Today's song is a nice "Def, Dumb & Blonde" outtake that rivals just about anything on the "official" album.
I've always had an awkward relationship with that release, which is considered by most to be her best solo effort. Looking back, I see it as the harbinger to what's wrong with most albums nowadays -- too many songs and too many versions. ((The LP, cassette and CD all had different line-ups!) Like last year's "Rebel Heart," if I could pick and choose which songs were on "Def," I'd agree it was her best. But to be honest, I'm not even really sure what really counts as being on it seeing as 1989 was right on the edge of compact discs replacing records and cassettes. What I do know is my favorite song is "I'll Never Fall in Love," and it was only on the CD, so I kind of always didn't "count" it. (Groan.) The single "I Want That Man" and "Kiss It Better" -- which were collaborations with the Thompson Twins -- were cute enough. But both felt out of place with the rest of the album, which was considered a return to form echoing the early days of Blondie -- or not, depending on which songs you count.
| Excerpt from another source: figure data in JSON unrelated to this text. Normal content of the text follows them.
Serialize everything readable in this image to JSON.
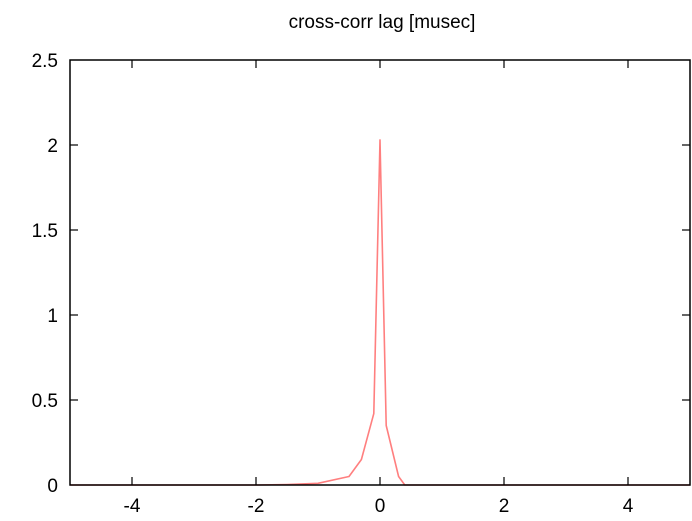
{
  "chart_data": {
    "type": "line",
    "title": "cross-corr lag [musec]",
    "xlabel": "",
    "ylabel": "",
    "xlim": [
      -5,
      5
    ],
    "ylim": [
      0,
      2.5
    ],
    "x_ticks": [
      -4,
      -2,
      0,
      2,
      4
    ],
    "x_tick_labels": [
      "-4",
      "-2",
      "0",
      "2",
      "4"
    ],
    "y_ticks": [
      0,
      0.5,
      1,
      1.5,
      2,
      2.5
    ],
    "y_tick_labels": [
      "0",
      "0.5",
      "1",
      "1.5",
      "2",
      "2.5"
    ],
    "grid": false,
    "series": [
      {
        "color": "#ff7f7f",
        "x": [
          -5,
          -4,
          -3,
          -2,
          -1.5,
          -1,
          -0.5,
          -0.3,
          -0.1,
          0,
          0.1,
          0.2,
          0.3,
          0.4,
          1,
          2,
          3,
          4,
          5
        ],
        "y": [
          0,
          0,
          0,
          0,
          0.003,
          0.01,
          0.05,
          0.15,
          0.42,
          2.03,
          0.35,
          0.2,
          0.05,
          0,
          0,
          0,
          0,
          0,
          0
        ]
      }
    ]
  }
}
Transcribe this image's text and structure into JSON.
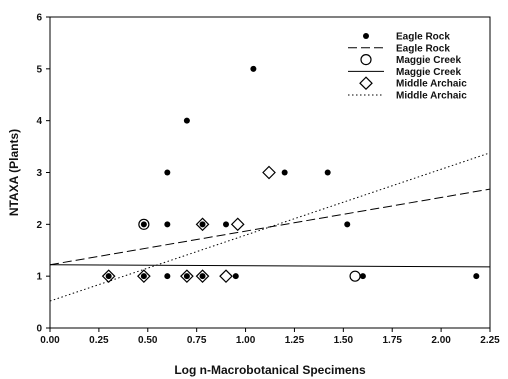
{
  "chart_data": {
    "type": "scatter",
    "title": "",
    "xlabel": "Log n-Macrobotanical Specimens",
    "ylabel": "NTAXA (Plants)",
    "xlim": [
      0,
      2.25
    ],
    "ylim": [
      0,
      6
    ],
    "x_ticks": [
      "0.00",
      "0.25",
      "0.50",
      "0.75",
      "1.00",
      "1.25",
      "1.50",
      "1.75",
      "2.00",
      "2.25"
    ],
    "y_ticks": [
      "0",
      "1",
      "2",
      "3",
      "4",
      "5",
      "6"
    ],
    "grid": false,
    "legend_position": "top-right",
    "series": [
      {
        "name": "Eagle Rock",
        "kind": "points",
        "marker": "filled-circle",
        "color": "#000000",
        "points": [
          [
            0.3,
            1
          ],
          [
            0.48,
            1
          ],
          [
            0.6,
            1
          ],
          [
            0.7,
            1
          ],
          [
            0.78,
            1
          ],
          [
            0.95,
            1
          ],
          [
            1.6,
            1
          ],
          [
            2.18,
            1
          ],
          [
            0.48,
            2
          ],
          [
            0.6,
            2
          ],
          [
            0.78,
            2
          ],
          [
            0.9,
            2
          ],
          [
            1.52,
            2
          ],
          [
            0.6,
            3
          ],
          [
            1.2,
            3
          ],
          [
            1.42,
            3
          ],
          [
            0.7,
            4
          ],
          [
            1.04,
            5
          ]
        ]
      },
      {
        "name": "Eagle Rock",
        "kind": "line",
        "dash": "dashed",
        "color": "#000000",
        "line": [
          [
            0,
            1.22
          ],
          [
            2.25,
            2.68
          ]
        ]
      },
      {
        "name": "Maggie Creek",
        "kind": "points",
        "marker": "open-circle",
        "color": "#000000",
        "points": [
          [
            0.48,
            2
          ],
          [
            1.56,
            1
          ]
        ]
      },
      {
        "name": "Maggie Creek",
        "kind": "line",
        "dash": "solid",
        "color": "#000000",
        "line": [
          [
            0,
            1.22
          ],
          [
            2.25,
            1.18
          ]
        ]
      },
      {
        "name": "Middle Archaic",
        "kind": "points",
        "marker": "open-diamond",
        "color": "#000000",
        "points": [
          [
            0.3,
            1
          ],
          [
            0.48,
            1
          ],
          [
            0.7,
            1
          ],
          [
            0.78,
            1
          ],
          [
            0.9,
            1
          ],
          [
            0.78,
            2
          ],
          [
            0.96,
            2
          ],
          [
            1.12,
            3
          ]
        ]
      },
      {
        "name": "Middle Archaic",
        "kind": "line",
        "dash": "dotted",
        "color": "#000000",
        "line": [
          [
            0,
            0.52
          ],
          [
            2.25,
            3.38
          ]
        ]
      }
    ]
  }
}
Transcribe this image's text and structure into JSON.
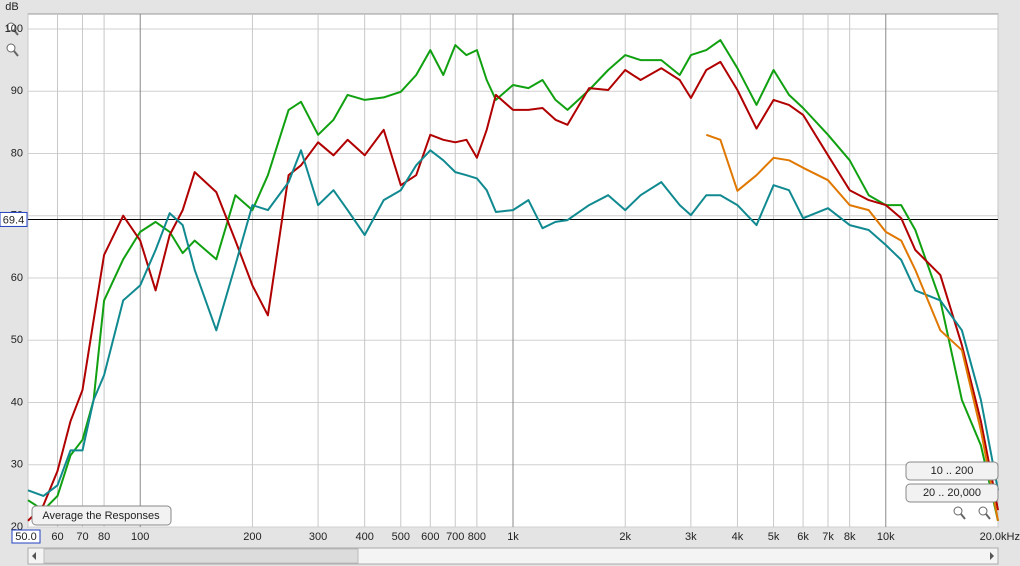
{
  "chart_data": {
    "type": "line",
    "y_label": "dB",
    "log_x": true,
    "grid": true,
    "xlim": [
      50,
      20000
    ],
    "ylim": [
      20,
      102.4
    ],
    "xticks": [
      {
        "value": 50,
        "label": "50.0"
      },
      60,
      70,
      80,
      100,
      200,
      300,
      400,
      500,
      600,
      700,
      800,
      {
        "value": 1000,
        "label": "1k"
      },
      {
        "value": 2000,
        "label": "2k"
      },
      {
        "value": 3000,
        "label": "3k"
      },
      {
        "value": 4000,
        "label": "4k"
      },
      {
        "value": 5000,
        "label": "5k"
      },
      {
        "value": 6000,
        "label": "6k"
      },
      {
        "value": 7000,
        "label": "7k"
      },
      {
        "value": 8000,
        "label": "8k"
      },
      {
        "value": 10000,
        "label": "10k"
      },
      {
        "value": 20000,
        "label": "20.0kHz"
      }
    ],
    "yticks": [
      20,
      30,
      40,
      50,
      60,
      70,
      80,
      90,
      100
    ],
    "cursor": {
      "value": 69.4
    },
    "x": [
      50,
      55,
      60,
      65,
      70,
      75,
      80,
      90,
      100,
      110,
      120,
      130,
      140,
      160,
      180,
      200,
      220,
      250,
      270,
      300,
      330,
      360,
      400,
      450,
      500,
      550,
      600,
      650,
      700,
      750,
      800,
      850,
      900,
      1000,
      1100,
      1200,
      1300,
      1400,
      1600,
      1800,
      2000,
      2200,
      2500,
      2800,
      3000,
      3300,
      3600,
      4000,
      4500,
      5000,
      5500,
      6000,
      7000,
      8000,
      9000,
      10000,
      11000,
      12000,
      14000,
      16000,
      18000,
      20000
    ],
    "series": [
      {
        "color": "#10a010",
        "values": [
          24.3,
          22.7,
          25,
          31.5,
          34,
          40.4,
          56.4,
          63,
          67.4,
          69,
          67.4,
          64,
          66,
          63,
          73.3,
          70.9,
          76.5,
          87,
          88.3,
          83,
          85.4,
          89.4,
          88.6,
          89,
          89.9,
          92.6,
          96.6,
          92.6,
          97.4,
          95.8,
          96.6,
          91.8,
          88.6,
          91,
          90.5,
          91.8,
          88.6,
          87,
          90.2,
          93.4,
          95.8,
          95,
          95,
          92.6,
          95.8,
          96.6,
          98.2,
          93.7,
          87.8,
          93.4,
          89.4,
          87.3,
          83,
          78.9,
          73.3,
          71.7,
          71.7,
          67.7,
          56.4,
          40.4,
          33.1,
          21
        ]
      },
      {
        "color": "#b00000",
        "values": [
          21,
          23.5,
          29,
          37,
          42,
          53.2,
          63.7,
          70,
          66,
          58,
          66.9,
          70.9,
          77,
          73.8,
          66,
          58.8,
          54,
          76.5,
          78.1,
          81.8,
          79.7,
          82.2,
          79.7,
          83.8,
          74.9,
          76.5,
          83,
          82.2,
          81.8,
          82.2,
          79.3,
          83.8,
          89.4,
          87,
          87,
          87.3,
          85.4,
          84.6,
          90.5,
          90.2,
          93.4,
          91.8,
          93.7,
          91.8,
          88.9,
          93.4,
          94.7,
          90.2,
          84,
          88.6,
          87.8,
          86.2,
          79.7,
          74.1,
          72.5,
          71.7,
          69.6,
          64.5,
          60.5,
          49.2,
          37,
          22.7
        ]
      },
      {
        "color": "#108a90",
        "values": [
          25.9,
          25,
          26.7,
          32.3,
          32.3,
          40.4,
          44.4,
          56.4,
          58.8,
          64.5,
          70.4,
          68.5,
          61.3,
          51.6,
          62.1,
          71.7,
          70.9,
          75.4,
          80.5,
          71.7,
          74.1,
          70.9,
          66.9,
          72.5,
          74.1,
          78.1,
          80.5,
          78.9,
          77,
          76.5,
          76,
          74.1,
          70.6,
          70.9,
          72.5,
          68,
          69,
          69.3,
          71.7,
          73.3,
          70.9,
          73.3,
          75.4,
          71.7,
          70.1,
          73.3,
          73.3,
          71.7,
          68.5,
          74.9,
          74.1,
          69.6,
          71.2,
          68.5,
          67.7,
          65.3,
          62.9,
          58,
          56.4,
          51.6,
          40.4,
          25.9
        ]
      },
      {
        "color": "#e07800",
        "values": [
          null,
          null,
          null,
          null,
          null,
          null,
          null,
          null,
          null,
          null,
          null,
          null,
          null,
          null,
          null,
          null,
          null,
          null,
          null,
          null,
          null,
          null,
          null,
          null,
          null,
          null,
          null,
          null,
          null,
          null,
          null,
          null,
          null,
          null,
          null,
          null,
          null,
          null,
          null,
          null,
          null,
          null,
          null,
          null,
          null,
          83,
          82.2,
          74,
          76.5,
          79.3,
          78.9,
          77.7,
          75.7,
          71.7,
          70.9,
          67.4,
          66,
          61.3,
          51.6,
          48.4,
          35.5,
          21
        ]
      }
    ]
  },
  "controls": {
    "average": "Average the Responses",
    "range_low": "10 .. 200",
    "range_full": "20 .. 20,000"
  }
}
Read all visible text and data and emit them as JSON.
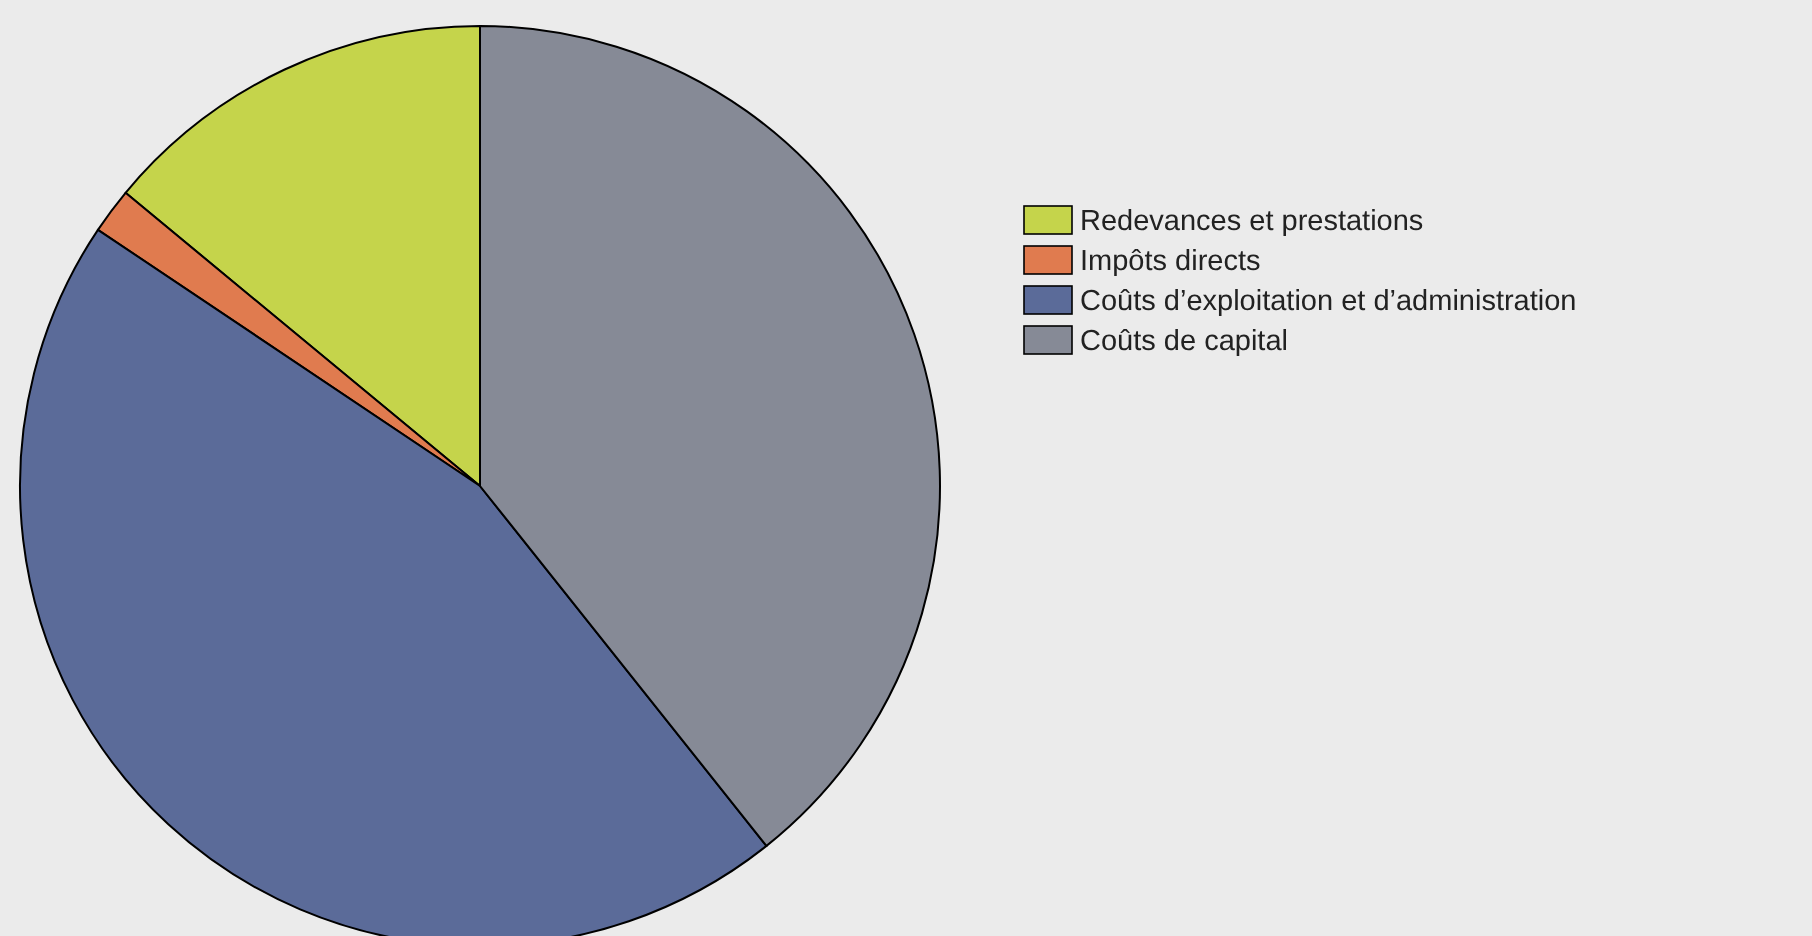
{
  "chart_data": {
    "type": "pie",
    "categories": [
      "Redevances et prestations",
      "Impôts directs",
      "Coûts d’exploitation et d’administration",
      "Coûts de capital"
    ],
    "values": [
      14.0,
      1.6,
      45.1,
      39.3
    ],
    "colors": [
      "#c5d44b",
      "#e07b4f",
      "#5b6b99",
      "#868a96"
    ],
    "legend": "right"
  }
}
"Comic Books." "Bike Boy" and "Forced to Live" were fan favorites because of their punk sensibility, yet all three were bonus tracks of sorts. If it had been up to me, these would have been the focus of the album. And "End of the Run" was an epic song of Shangri-Las proportion, but it too was only included on certain versions. If you wanted to say "Just count all of the songs as being The Album" -- which would be a reasonable way to look at things now, and there's no reason she couldn't have poppier and punkier songs on one release -- then I'd say the album is way too f**king long. "Parallel Lines" was 12 songs running 32 minutes and this one's 15 songs running over an hour!. Don't get me wrong: "Def, Dumb & Blonde" is good. But it isn't even half as good as "Parallel Lines," so doesn't need to be twice as long. A little editing would have gone a long way with this one. But unfortunately, the versions that were "edits" definitely winnowed in the wrong direction.
P.S. All of this bitching kind of obscures the fact that the first time I saw Debbie live was on the tour supporting "Def, Dumb & Blondie," at a dive bar in Tempe, Arizona, back in 1989, after having missed my chance to see Blondie on "The Hunter" tour at Pine Knob in Detroit back in '82. (My brother Bill went and got me merchandise.) When I finally saw Debbie, she was flawless!